So I thought to myself, ya, I guess I could. Even though my head is foggy, my emotions are raw and my feelings are numb--is that possible at the same time?!
Plus I can choose to ignore the voices that are saying, "No one cares what you have to say."
It happened. I dropped my girl off at college. At a town two hours from here. My husband and I both. He did all the heavy lifting with Madelynn, and I stayed put in the dorm and started unpacking, I couldn't do the 3 flights of stairs. A cute Frat boy did stop along the way and helped them out though, boy he had impeccable manners. Whoa.
Here is my girl in her dorm-she's in the Volans House! Represent!
Tuesday, that was the day we dropped her off, was the oddest day in history for me. It didn't feel real, because up close and personal, my life was changing forever as I knew it. I felt I had to walk away from my life. From her. So much of my identity in ways. This girl I have kept safe--who am I kidding, I haven't kept her safe the whole 18 years, see, I've been lacking faith lately. But really, leaving her out of my care--is not easy. I know, right, where is my faith? I have been wondering that too.
To say that this will be an adjustment is an understatement. So much is different around her already and it's only been a few days! I could make a list, but I think that would make me feel worse.

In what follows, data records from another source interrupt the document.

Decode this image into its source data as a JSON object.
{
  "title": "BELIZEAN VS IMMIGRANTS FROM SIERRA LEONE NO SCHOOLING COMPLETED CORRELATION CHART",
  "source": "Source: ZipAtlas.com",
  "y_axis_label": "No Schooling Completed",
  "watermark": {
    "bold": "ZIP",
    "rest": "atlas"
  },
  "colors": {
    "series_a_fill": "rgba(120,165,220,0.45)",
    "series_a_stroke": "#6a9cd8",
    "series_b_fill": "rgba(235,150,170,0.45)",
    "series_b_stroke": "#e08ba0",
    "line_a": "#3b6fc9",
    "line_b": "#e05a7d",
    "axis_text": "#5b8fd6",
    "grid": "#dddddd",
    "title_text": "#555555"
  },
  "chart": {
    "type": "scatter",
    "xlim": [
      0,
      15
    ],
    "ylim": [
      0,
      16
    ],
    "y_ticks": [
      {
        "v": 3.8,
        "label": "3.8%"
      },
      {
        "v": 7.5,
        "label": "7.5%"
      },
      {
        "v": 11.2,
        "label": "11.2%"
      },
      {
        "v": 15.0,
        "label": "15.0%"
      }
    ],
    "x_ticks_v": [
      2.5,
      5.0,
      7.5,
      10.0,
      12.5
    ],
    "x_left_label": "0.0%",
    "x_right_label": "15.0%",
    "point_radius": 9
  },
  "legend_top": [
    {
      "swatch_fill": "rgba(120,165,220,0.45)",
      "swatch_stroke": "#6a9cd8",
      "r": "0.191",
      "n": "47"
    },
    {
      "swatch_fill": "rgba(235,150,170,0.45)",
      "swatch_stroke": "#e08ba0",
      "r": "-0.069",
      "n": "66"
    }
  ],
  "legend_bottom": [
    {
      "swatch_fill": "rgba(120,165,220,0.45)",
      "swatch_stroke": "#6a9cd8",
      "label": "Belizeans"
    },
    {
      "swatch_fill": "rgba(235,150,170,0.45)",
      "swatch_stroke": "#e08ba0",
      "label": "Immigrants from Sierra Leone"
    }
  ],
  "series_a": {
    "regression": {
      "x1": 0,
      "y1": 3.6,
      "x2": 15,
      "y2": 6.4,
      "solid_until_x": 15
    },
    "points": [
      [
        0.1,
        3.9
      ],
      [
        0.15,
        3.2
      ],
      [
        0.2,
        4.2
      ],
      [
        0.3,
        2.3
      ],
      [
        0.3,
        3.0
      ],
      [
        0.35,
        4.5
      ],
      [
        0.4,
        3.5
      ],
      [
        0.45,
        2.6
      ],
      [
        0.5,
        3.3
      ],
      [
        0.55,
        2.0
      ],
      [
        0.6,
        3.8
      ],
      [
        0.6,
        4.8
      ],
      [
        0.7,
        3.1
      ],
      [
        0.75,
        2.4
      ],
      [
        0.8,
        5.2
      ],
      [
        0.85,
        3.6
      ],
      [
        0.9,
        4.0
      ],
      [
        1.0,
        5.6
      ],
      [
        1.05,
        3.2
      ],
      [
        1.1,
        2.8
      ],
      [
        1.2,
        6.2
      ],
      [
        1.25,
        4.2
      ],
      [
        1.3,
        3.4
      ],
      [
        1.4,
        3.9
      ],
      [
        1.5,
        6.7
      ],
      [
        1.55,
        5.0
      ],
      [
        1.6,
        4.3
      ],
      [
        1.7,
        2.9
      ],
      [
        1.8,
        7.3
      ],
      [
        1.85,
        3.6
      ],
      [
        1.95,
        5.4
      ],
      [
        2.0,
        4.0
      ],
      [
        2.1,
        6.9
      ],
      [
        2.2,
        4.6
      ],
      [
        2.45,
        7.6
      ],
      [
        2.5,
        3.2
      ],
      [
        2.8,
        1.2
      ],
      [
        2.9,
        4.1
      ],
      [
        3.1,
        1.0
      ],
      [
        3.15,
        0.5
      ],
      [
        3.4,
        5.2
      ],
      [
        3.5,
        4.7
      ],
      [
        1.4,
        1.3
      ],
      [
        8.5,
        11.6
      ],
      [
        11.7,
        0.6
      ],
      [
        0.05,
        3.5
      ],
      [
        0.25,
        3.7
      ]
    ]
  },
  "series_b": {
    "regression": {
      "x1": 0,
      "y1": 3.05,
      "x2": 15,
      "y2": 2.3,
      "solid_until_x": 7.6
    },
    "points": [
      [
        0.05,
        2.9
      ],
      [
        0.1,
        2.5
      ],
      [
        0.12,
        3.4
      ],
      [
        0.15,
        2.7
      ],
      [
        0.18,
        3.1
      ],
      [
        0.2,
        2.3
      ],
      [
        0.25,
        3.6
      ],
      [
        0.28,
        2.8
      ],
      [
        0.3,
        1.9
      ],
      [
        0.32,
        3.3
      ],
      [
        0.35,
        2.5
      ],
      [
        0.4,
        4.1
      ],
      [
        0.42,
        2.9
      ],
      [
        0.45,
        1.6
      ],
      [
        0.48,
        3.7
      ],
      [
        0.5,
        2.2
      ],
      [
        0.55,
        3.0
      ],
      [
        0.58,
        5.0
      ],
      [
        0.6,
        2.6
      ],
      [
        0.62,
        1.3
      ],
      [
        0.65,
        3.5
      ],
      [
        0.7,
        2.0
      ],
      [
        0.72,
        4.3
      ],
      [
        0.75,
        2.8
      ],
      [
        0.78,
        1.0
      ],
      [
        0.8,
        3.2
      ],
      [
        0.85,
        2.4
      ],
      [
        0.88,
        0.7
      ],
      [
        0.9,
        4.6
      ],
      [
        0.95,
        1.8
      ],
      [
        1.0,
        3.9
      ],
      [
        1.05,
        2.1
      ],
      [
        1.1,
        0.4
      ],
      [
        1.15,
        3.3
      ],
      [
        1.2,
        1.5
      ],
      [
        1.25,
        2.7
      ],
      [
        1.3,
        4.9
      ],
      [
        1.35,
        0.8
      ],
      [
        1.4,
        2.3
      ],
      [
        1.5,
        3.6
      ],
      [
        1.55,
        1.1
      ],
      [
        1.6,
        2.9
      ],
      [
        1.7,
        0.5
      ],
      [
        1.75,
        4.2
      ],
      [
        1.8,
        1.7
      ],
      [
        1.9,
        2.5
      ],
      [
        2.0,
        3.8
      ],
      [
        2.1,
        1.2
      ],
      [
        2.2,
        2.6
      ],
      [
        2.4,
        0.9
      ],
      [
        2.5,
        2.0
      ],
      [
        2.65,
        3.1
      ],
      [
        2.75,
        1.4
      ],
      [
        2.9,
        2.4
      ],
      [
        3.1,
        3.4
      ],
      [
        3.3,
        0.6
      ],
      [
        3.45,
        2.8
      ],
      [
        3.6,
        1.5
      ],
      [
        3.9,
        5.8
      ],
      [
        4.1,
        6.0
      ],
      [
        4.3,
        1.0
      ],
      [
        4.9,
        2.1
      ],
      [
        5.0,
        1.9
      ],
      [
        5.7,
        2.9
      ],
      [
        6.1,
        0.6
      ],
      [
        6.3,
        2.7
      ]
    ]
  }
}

I mean I went from being a single mom for 7 years to being married was an adjustment, but I still had my girl. Now I need to learn to live life, without her. No this isn't a death, but let me tell ya, it sure feels like one. I feel like I'm in mourning and I'm super sad. I've had fatigue for 2 days, and horrible headaches. Today is the first day I don't feel like I'm drowning.
I thought I was good at handling change too, I mean I am practically a pro. But I guess when it comes to my kid, I'm not. And I'm scared. Scared of all that is out there waiting for her and scared she'll make some poor choices. That's a novel thought, making a poor choice, like I've never done that?
You realize so much as a parent. Every day, every week, every month we can grow if we just step out in faith. We don't have to be crushed or consumed by the reality of what is going on in our lives with our kids. And that stands true for all parents. We can gain new perspective and have faith in the process, we can have faith that God is bigger than any of this. And if we trust in Him, no not everything will be perfect or no that doesn't mean our kids are protected from every problem or issue, it just means that we know God is at work in their lives, and He is for His people, He is making it all good, no matter how bad it all might seem. We count on this. And in this world, what else, who else, can you truly count on?
We are all feeling a little lost around here.
My daughter and I both have a lot of adjusting to do, we'll get there. All is new to her, all is new to me. I have to support, and encourage her new life without me. Gosh the analogy of the bird leaving the nest is so cliche' but so very true. My husband reminded me of that the other day. And it helps put things into perspective, because she just can not stay in this nest anymore, she needs to get out of it and fly on her own. And I refuse to get in her way. It's her time to spread her wings, and as they say, and soar.